Notice, on the left-hand side down below, we're focusing in on the blood vessel before the injury, and so you can see this is how it might look. And then on the right side, we're focusing in on what the blood vessel looks like immediately after injury. Notice that here we have some damage to the blood vessel wall, and notice that some blood is actually escaping, and this person would actually be bleeding. Immediately after the injury, vascular spasm would occur. Vascular spasm is going to be contraction or the vasoconstriction of the damaged blood vessel. Notice here the arrows represent the constriction of the blood vessel walls. And, notice that the diameter is actually narrowing down, and that reduces the blood flow to the damaged site, which reduces how much blood is actually lost from the damaged site.

Again, vascular spasm can occur for long periods of time, and that helps to buy enough time for the next two steps of hemostasis to occur. This here concludes our brief lesson on vascular spasm. In our next video, we'll be able to talk more about the second step of hemostasis, which is platelet plug formation. So I'll see you all there.

So here we have a pretty straightforward example problem that tells us that damaged endothelial cells release peptide hormones called endothelins, which help to initiate vascular spasm. Considering this, what is the primary effect of endothelins? And we've got these 4 potential answer options down below. Now although we did not talk about endothelins directly in our last lesson video, we can use the information in this problem to solve it. And so we need to highlight the fact that endothelins are going to help initiate vascular spasm, and so whatever the primary effect of endothelin is, it must help initiate vascular spasm. We know from our last lesson video that vascular spasm has to do with the contraction or vasoconstriction of damaged blood vessels. And so notice option B says vasoconstriction, and that is actually going to be the correct answer to this example problem, so we can indicate B is correct.

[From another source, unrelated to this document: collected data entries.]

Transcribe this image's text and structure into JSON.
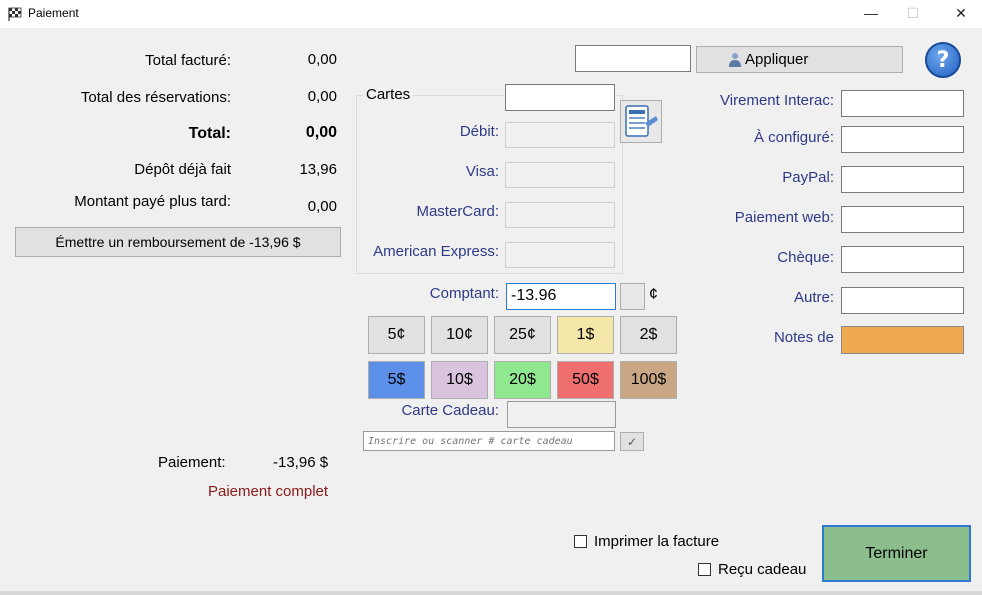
{
  "window": {
    "title": "Paiement",
    "minimize": "—",
    "maximize": "☐",
    "close": "✕"
  },
  "summary": {
    "total_invoiced_label": "Total facturé:",
    "total_invoiced_value": "0,00",
    "total_reservations_label": "Total des réservations:",
    "total_reservations_value": "0,00",
    "total_label": "Total:",
    "total_value": "0,00",
    "deposit_label": "Dépôt déjà fait",
    "deposit_value": "13,96",
    "later_label": "Montant payé plus tard:",
    "later_value": "0,00",
    "refund_button": "Émettre un remboursement de -13,96 $"
  },
  "apply": {
    "button_label": "Appliquer",
    "input_value": ""
  },
  "cards": {
    "group_label": "Cartes",
    "debit_label": "Débit:",
    "visa_label": "Visa:",
    "mastercard_label": "MasterCard:",
    "amex_label": "American Express:"
  },
  "cash": {
    "label": "Comptant:",
    "value": "-13.96",
    "cent_symbol": "¢"
  },
  "denominations": {
    "row1": [
      {
        "label": "5¢",
        "color": "#e1e1e1"
      },
      {
        "label": "10¢",
        "color": "#e1e1e1"
      },
      {
        "label": "25¢",
        "color": "#e1e1e1"
      },
      {
        "label": "1$",
        "color": "#f5e6aa"
      },
      {
        "label": "2$",
        "color": "#e1e1e1"
      }
    ],
    "row2": [
      {
        "label": "5$",
        "color": "#5b8fe8"
      },
      {
        "label": "10$",
        "color": "#d9c3df"
      },
      {
        "label": "20$",
        "color": "#8fe88f"
      },
      {
        "label": "50$",
        "color": "#ef6f6f"
      },
      {
        "label": "100$",
        "color": "#c9a784"
      }
    ]
  },
  "gift_card": {
    "label": "Carte Cadeau:",
    "placeholder": "Inscrire ou scanner # carte cadeau",
    "ok_symbol": "✓"
  },
  "payment": {
    "label": "Paiement:",
    "value": "-13,96 $",
    "status": "Paiement complet"
  },
  "other_methods": {
    "interac_label": "Virement Interac:",
    "configure_label": "À configuré:",
    "paypal_label": "PayPal:",
    "web_label": "Paiement web:",
    "cheque_label": "Chèque:",
    "other_label": "Autre:",
    "notes_label": "Notes de",
    "notes_color": "#efaa4f"
  },
  "footer": {
    "print_invoice_label": "Imprimer la facture",
    "gift_receipt_label": "Reçu cadeau",
    "finish_button": "Terminer"
  },
  "help_symbol": "?"
}
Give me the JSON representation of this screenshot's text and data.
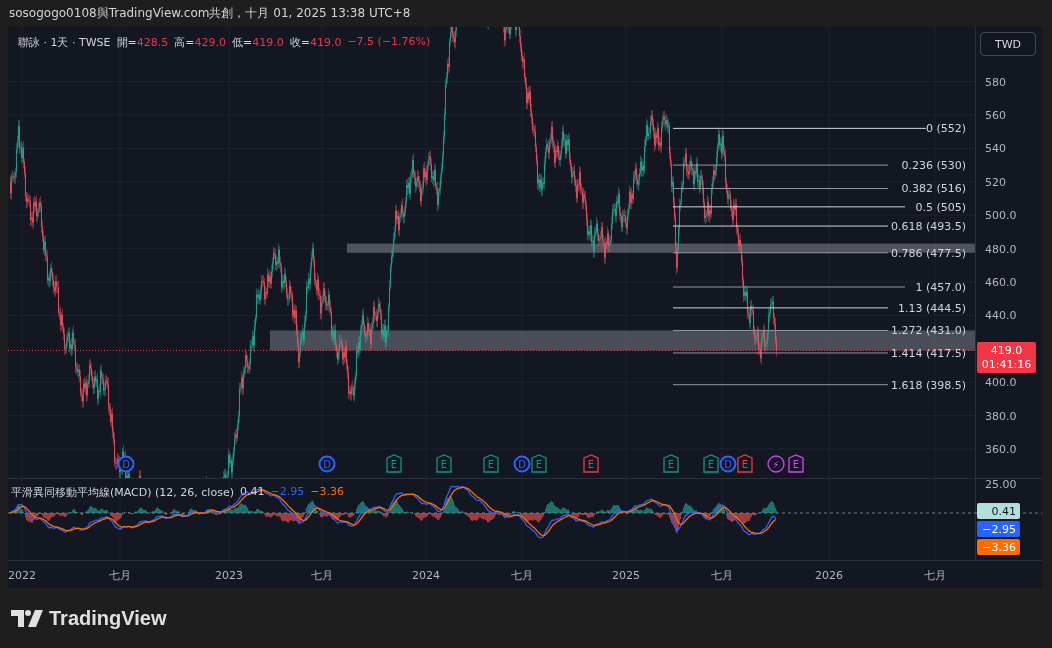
{
  "header": {
    "title": "sosogogo0108與TradingView.com共創，十月 01, 2025 13:38 UTC+8"
  },
  "legend": {
    "symbol": "聯詠 · 1天 · TWSE",
    "ohlc": [
      {
        "label": "開=",
        "value": "428.5"
      },
      {
        "label": "高=",
        "value": "429.0"
      },
      {
        "label": "低=",
        "value": "419.0"
      },
      {
        "label": "收=",
        "value": "419.0"
      }
    ],
    "change": "−7.5 (−1.76%)"
  },
  "currency_button": {
    "label": "TWD"
  },
  "price_axis": [
    "580",
    "560",
    "540",
    "520",
    "500.0",
    "480.0",
    "460.0",
    "440.0",
    "400.0",
    "380.0",
    "360.0"
  ],
  "last_price": {
    "price": "419.0",
    "countdown": "01:41:16"
  },
  "fibonacci": [
    "0 (552)",
    "0.236 (530)",
    "0.382 (516)",
    "0.5 (505)",
    "0.618 (493.5)",
    "0.786 (477.5)",
    "1 (457.0)",
    "1.13 (444.5)",
    "1.272 (431.0)",
    "1.414 (417.5)",
    "1.618 (398.5)"
  ],
  "events": [
    {
      "kind": "dividend",
      "label": "D",
      "color": "#2962ff"
    },
    {
      "kind": "dividend",
      "label": "D",
      "color": "#2962ff"
    },
    {
      "kind": "earnings",
      "label": "E",
      "color": "#089981"
    },
    {
      "kind": "earnings",
      "label": "E",
      "color": "#089981"
    },
    {
      "kind": "earnings",
      "label": "E",
      "color": "#089981"
    },
    {
      "kind": "dividend",
      "label": "D",
      "color": "#2962ff"
    },
    {
      "kind": "earnings",
      "label": "E",
      "color": "#089981"
    },
    {
      "kind": "earnings",
      "label": "E",
      "color": "#f23645"
    },
    {
      "kind": "earnings",
      "label": "E",
      "color": "#089981"
    },
    {
      "kind": "earnings",
      "label": "E",
      "color": "#089981"
    },
    {
      "kind": "dividend",
      "label": "D",
      "color": "#2962ff"
    },
    {
      "kind": "earnings",
      "label": "E",
      "color": "#f23645"
    },
    {
      "kind": "split",
      "label": "⚡",
      "color": "#e040fb"
    },
    {
      "kind": "earnings",
      "label": "E",
      "color": "#e040fb"
    }
  ],
  "macd": {
    "title": "平滑異同移動平均線(MACD) (12, 26, close)",
    "values": [
      {
        "text": "0.41",
        "color": "#d1d4dc"
      },
      {
        "text": "−2.95",
        "color": "#2962ff"
      },
      {
        "text": "−3.36",
        "color": "#ff6d00"
      }
    ],
    "axis_label": "25.00",
    "tags": [
      {
        "text": "0.41",
        "color": "#b2dfdb"
      },
      {
        "text": "−2.95",
        "color": "#2962ff"
      },
      {
        "text": "−3.36",
        "color": "#ff6d00"
      }
    ]
  },
  "time_axis": [
    "2022",
    "七月",
    "2023",
    "七月",
    "2024",
    "七月",
    "2025",
    "七月",
    "2026",
    "七月"
  ],
  "footer": {
    "brand": "TradingView"
  }
}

Now, option A says vasodilation, which is the exact opposite of vasoconstriction, where the blood vessels are going to enlarge their diameter. But that is not going to be the case for vascular spasm, and that's why we can eliminate answer option A. Option C says platelet aggregation, but platelet aggregation is going to be something that occurs in step 2 of hemostasis, which is the platelet plug formation. It is not necessarily something that is going to occur with vascular spasm, and so for that reason, we can eliminate answer option C. And option D says increased blood pressure, and although increased blood pressure may be an indirect result of vasoconstriction, the function of vascular spasm is not necessarily to increase blood pressure, but it is to vasoconstrict. And so for that reason, the primary effect of endothelin is not going to be to increase blood pressure. It is to vasoconstrict. And so option B is the correct answer to this problem, and I'll see you all in our next video.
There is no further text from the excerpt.